A fumbling at the window. She froze. Wind? No. She found herself crouching,
then, thinking better of it, she reached into the rack over the hotplate and pulled out the stoutest knife. She walked toward the window. She was frightened, her body sang with tension and she felt over-wound as if an arm might suddenly fly off. Lightly she crossed the room on the balls of her feet, almost bouncily, and then, hefting the knife, drew back the blind. A man crouched there pawing at the window. “Hai!” she screamed and feinted with the knife, the glass between them.
“Hi yourself, Les. Let me in.” Bernie’s silky voice came unmistakably through the window.
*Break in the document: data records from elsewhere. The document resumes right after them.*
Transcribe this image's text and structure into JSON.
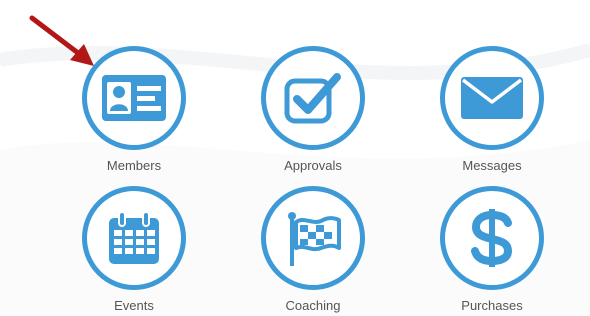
{
  "colors": {
    "accent": "#3d9ad6",
    "arrow": "#b31616",
    "label_text": "#555555"
  },
  "tiles": [
    {
      "label": "Members",
      "icon": "member-card-icon"
    },
    {
      "label": "Approvals",
      "icon": "checkbox-check-icon"
    },
    {
      "label": "Messages",
      "icon": "envelope-icon"
    },
    {
      "label": "Events",
      "icon": "calendar-icon"
    },
    {
      "label": "Coaching",
      "icon": "checkered-flag-icon"
    },
    {
      "label": "Purchases",
      "icon": "dollar-sign-icon"
    }
  ],
  "annotation": {
    "icon": "red-pointer-arrow-icon",
    "target": "Members"
  }
}
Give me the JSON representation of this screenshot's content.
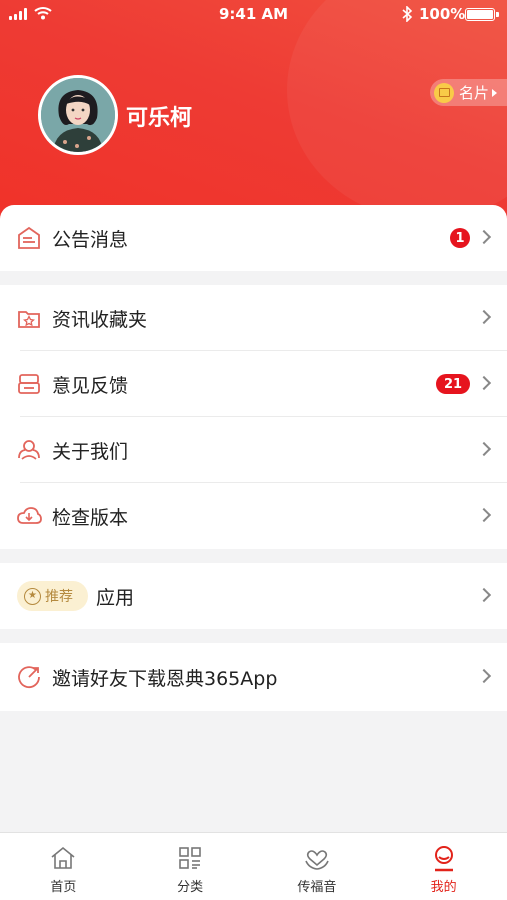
{
  "status_bar": {
    "time": "9:41 AM",
    "battery": "100%"
  },
  "profile": {
    "username": "可乐柯",
    "card_label": "名片"
  },
  "menu": {
    "announcements": {
      "label": "公告消息",
      "badge": "1"
    },
    "favorites": {
      "label": "资讯收藏夹"
    },
    "feedback": {
      "label": "意见反馈",
      "badge": "21"
    },
    "about": {
      "label": "关于我们"
    },
    "check_version": {
      "label": "检查版本"
    },
    "apps": {
      "tag": "推荐",
      "label": "应用"
    },
    "invite": {
      "label": "邀请好友下载恩典365App"
    }
  },
  "tabbar": {
    "items": [
      {
        "label": "首页",
        "icon": "home-icon",
        "active": false
      },
      {
        "label": "分类",
        "icon": "category-grid-icon",
        "active": false
      },
      {
        "label": "传福音",
        "icon": "heart-hands-icon",
        "active": false
      },
      {
        "label": "我的",
        "icon": "profile-icon",
        "active": true
      }
    ]
  },
  "colors": {
    "brand_red": "#ee3b34",
    "badge_red": "#e6141e",
    "active_tab": "#e2231a",
    "tag_bg": "#fbf0d2"
  }
}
As the adrenaline receded, she felt weak. “Bernie? What the hell are you doing on my fire escape?”
“Let me in. It’s cold.”
She unlocked the catches. He was dressed just as he had been earlier in the day, with his old leather jacket on and a plaid cashmere muffler around his neck. As he climbed in she shook him roughly by the shoulder, then slammed the window and locked it again. “I do have a door.”
“Yes, but no buzzer. Am I supposed to stand in the street bawling Les-Lee, Les-lee, like an eight-year-old? Leslie, come out and play-ay! It’s cold and crappy standing on your street. I keep expecting to get mugged, and rough trade keeps trying to pick me up. I have as much trouble standing on a street corner as you would, my dear, and you shouldn’t forget it.”
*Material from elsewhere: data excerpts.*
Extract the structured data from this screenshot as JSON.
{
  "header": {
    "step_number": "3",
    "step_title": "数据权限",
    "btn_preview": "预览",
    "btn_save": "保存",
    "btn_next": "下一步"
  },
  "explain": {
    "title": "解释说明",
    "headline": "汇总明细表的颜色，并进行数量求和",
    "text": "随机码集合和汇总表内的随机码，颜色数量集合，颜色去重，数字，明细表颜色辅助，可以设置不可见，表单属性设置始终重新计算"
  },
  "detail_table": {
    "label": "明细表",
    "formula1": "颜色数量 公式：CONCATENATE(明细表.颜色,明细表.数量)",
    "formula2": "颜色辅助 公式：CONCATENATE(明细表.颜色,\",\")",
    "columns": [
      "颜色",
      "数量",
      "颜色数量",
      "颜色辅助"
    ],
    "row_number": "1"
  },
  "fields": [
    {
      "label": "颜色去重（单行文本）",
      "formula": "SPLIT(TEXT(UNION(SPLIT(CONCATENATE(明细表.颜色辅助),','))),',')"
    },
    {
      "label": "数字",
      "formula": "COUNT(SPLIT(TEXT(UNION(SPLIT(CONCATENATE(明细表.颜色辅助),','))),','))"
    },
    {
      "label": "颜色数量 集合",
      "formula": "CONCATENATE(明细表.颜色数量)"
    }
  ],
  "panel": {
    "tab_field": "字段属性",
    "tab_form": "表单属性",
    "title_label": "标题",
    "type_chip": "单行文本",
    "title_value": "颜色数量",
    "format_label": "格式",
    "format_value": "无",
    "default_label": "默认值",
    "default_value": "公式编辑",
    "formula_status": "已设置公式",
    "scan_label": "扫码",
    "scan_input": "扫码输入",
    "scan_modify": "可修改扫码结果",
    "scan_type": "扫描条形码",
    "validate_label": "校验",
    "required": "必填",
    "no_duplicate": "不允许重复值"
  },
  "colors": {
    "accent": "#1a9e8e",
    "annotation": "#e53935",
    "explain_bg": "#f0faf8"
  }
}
“The hell you do. And you don’t fear rape. And you don’t have to come crawling up my fire escape like a cat burglar.”
“But I am a cat burglar.”
“I think not,” she said coldly. “Maybe a shoplifter. Well, take off your jacket and enjoy my amply furnished, sensuously outfitted digs. Everyone complains but everyone comes visiting.… How long were you out there?”
“Oh, since ten-thirty. Thursdays through Sundays I work as a waiter at a restaurant near here—À Votre Plaisir. Supposed to be French. The menu’s sort of French. A couple of Cubans own it and everybody in the kitchen is Puerto Rican.”
“Since before I got here with George?”
“Just a couple of minutes before.”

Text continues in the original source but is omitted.